La Division des incendies de Columbus a trouvé un nouveau sens des choses en répondant à ces questions, a déclaré le lieutenant Dave Gerold, superviseur de l'unité de soutien aux membres. La division a créé cette année un nouveau programme interne centré sur les soins personnels et la résilience. Environ 300 superviseurs et officiers ont suivi la formation qui s’est achevée la semaine dernière. Désormais, l'accent sera mis sur les chefs de bataillon, puis sur les quelque 1 500 membres de la division.

Le but?

"Réduire la stigmatisation … et répandre le message que vous ne pouvez ramasser des pierres et les mettre dans votre sac à dos que si longtemps", a déclaré Gerold.

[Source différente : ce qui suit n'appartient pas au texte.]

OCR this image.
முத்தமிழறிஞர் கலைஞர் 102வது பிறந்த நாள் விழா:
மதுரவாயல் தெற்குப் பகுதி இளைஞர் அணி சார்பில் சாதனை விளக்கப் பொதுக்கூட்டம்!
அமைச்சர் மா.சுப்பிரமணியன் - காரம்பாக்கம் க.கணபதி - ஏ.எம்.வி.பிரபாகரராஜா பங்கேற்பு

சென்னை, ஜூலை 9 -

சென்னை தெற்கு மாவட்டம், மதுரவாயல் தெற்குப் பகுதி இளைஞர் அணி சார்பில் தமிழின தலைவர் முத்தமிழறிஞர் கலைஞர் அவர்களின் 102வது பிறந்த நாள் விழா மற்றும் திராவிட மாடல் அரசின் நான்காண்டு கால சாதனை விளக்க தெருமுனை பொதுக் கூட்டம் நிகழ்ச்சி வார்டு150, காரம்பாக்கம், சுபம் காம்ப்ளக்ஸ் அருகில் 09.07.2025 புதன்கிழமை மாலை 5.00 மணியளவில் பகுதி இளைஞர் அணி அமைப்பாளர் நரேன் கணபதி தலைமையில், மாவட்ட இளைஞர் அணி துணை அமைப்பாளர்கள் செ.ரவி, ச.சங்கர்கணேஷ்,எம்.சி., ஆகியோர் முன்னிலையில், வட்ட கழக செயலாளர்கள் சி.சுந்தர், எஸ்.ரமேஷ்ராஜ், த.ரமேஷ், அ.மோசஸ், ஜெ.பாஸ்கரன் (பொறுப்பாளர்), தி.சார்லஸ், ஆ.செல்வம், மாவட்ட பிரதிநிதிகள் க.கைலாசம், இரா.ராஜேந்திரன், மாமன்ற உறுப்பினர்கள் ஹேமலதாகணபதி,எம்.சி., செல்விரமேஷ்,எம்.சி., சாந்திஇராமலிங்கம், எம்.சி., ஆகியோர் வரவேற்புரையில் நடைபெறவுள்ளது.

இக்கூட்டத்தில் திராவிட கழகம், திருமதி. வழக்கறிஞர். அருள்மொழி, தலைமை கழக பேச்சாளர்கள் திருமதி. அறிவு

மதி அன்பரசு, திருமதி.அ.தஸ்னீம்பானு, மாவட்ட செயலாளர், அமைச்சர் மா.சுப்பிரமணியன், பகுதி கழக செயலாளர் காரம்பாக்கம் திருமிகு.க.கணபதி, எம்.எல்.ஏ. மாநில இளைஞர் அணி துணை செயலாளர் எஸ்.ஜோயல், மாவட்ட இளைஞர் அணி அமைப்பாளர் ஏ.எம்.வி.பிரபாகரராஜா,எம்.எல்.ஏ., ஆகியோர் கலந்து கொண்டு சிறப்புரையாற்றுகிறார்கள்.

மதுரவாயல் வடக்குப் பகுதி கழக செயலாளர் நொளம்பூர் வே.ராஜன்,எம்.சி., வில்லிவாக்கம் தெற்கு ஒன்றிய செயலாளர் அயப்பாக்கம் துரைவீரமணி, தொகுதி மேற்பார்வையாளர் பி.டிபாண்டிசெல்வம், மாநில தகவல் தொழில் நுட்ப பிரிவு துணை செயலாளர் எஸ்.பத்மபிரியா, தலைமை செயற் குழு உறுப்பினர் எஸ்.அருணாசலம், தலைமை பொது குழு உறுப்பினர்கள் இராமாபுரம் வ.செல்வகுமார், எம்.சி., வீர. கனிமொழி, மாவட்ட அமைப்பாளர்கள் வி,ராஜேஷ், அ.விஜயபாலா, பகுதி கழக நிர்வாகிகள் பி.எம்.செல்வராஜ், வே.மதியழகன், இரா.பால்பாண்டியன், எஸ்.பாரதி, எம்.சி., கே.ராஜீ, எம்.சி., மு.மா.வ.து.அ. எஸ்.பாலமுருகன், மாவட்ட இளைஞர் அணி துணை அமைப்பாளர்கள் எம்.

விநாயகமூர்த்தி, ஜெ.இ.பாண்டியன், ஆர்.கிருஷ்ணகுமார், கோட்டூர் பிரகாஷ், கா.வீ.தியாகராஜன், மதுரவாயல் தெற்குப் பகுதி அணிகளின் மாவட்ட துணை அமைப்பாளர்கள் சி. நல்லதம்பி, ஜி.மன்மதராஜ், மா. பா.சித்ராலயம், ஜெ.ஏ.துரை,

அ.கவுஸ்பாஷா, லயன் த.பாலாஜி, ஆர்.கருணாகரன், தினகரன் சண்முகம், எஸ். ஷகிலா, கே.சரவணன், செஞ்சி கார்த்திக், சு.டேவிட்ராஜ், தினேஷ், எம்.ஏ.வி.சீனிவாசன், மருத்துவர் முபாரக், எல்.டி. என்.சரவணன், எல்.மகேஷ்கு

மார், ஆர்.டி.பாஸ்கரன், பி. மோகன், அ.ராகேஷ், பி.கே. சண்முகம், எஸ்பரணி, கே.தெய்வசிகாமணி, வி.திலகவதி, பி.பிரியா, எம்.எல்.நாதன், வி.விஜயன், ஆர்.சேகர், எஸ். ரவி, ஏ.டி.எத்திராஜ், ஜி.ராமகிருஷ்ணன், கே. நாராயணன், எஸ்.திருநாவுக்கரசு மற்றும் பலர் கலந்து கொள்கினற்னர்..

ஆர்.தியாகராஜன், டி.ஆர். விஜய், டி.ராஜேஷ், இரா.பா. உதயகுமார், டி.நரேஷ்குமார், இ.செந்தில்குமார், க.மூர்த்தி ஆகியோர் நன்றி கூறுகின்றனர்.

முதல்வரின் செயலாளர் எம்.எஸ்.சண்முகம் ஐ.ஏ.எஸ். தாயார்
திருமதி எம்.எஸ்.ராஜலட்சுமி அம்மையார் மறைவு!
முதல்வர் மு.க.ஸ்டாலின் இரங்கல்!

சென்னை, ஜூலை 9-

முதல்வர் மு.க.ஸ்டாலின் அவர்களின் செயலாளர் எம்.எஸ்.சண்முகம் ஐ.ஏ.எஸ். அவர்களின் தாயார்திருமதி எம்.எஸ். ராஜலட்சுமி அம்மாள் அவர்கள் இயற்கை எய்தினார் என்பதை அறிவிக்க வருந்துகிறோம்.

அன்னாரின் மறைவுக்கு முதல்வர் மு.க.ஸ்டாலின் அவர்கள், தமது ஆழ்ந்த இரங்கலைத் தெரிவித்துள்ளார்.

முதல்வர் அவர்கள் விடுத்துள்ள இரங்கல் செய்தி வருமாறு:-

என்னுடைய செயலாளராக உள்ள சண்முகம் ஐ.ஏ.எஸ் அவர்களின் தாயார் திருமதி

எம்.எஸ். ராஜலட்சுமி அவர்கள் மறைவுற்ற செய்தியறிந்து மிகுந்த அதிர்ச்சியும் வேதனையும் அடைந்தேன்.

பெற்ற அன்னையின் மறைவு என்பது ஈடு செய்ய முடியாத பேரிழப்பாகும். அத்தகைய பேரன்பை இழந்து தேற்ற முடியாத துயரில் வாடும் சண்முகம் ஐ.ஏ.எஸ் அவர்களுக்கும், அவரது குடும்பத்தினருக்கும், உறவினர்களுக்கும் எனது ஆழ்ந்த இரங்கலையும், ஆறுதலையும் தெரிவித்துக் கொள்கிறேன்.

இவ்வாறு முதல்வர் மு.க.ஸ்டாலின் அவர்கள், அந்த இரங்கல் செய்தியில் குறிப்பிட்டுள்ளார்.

Cmdr de la police de Columbus Rhonda Grizzell, qui dirige nouveau bureau de bien-être de la division et assisté au sommet, est chargé de veiller à la santé – sous toutes ses formes – de quelque 1 850 officiers assermentés et de plus de 250 employés civils. Elle supervise le groupe de soutien par les pairs de la division, avec plus de 100 agents formés professionnellement pour aider leurs collègues de manière sécurisée et confidentielle.

Elle a déclaré que la conversation suscitée par la vague de suicides à New York avait été bénéfique pour donner une image complète à la vue du public.

"Je veux utiliser cet élan", a-t-elle déclaré. "Les gens n'appellent pas la police parce qu'ils passent une bonne journée. Ils nous appellent parce qu'ils sont en crise. Cela fait des victimes."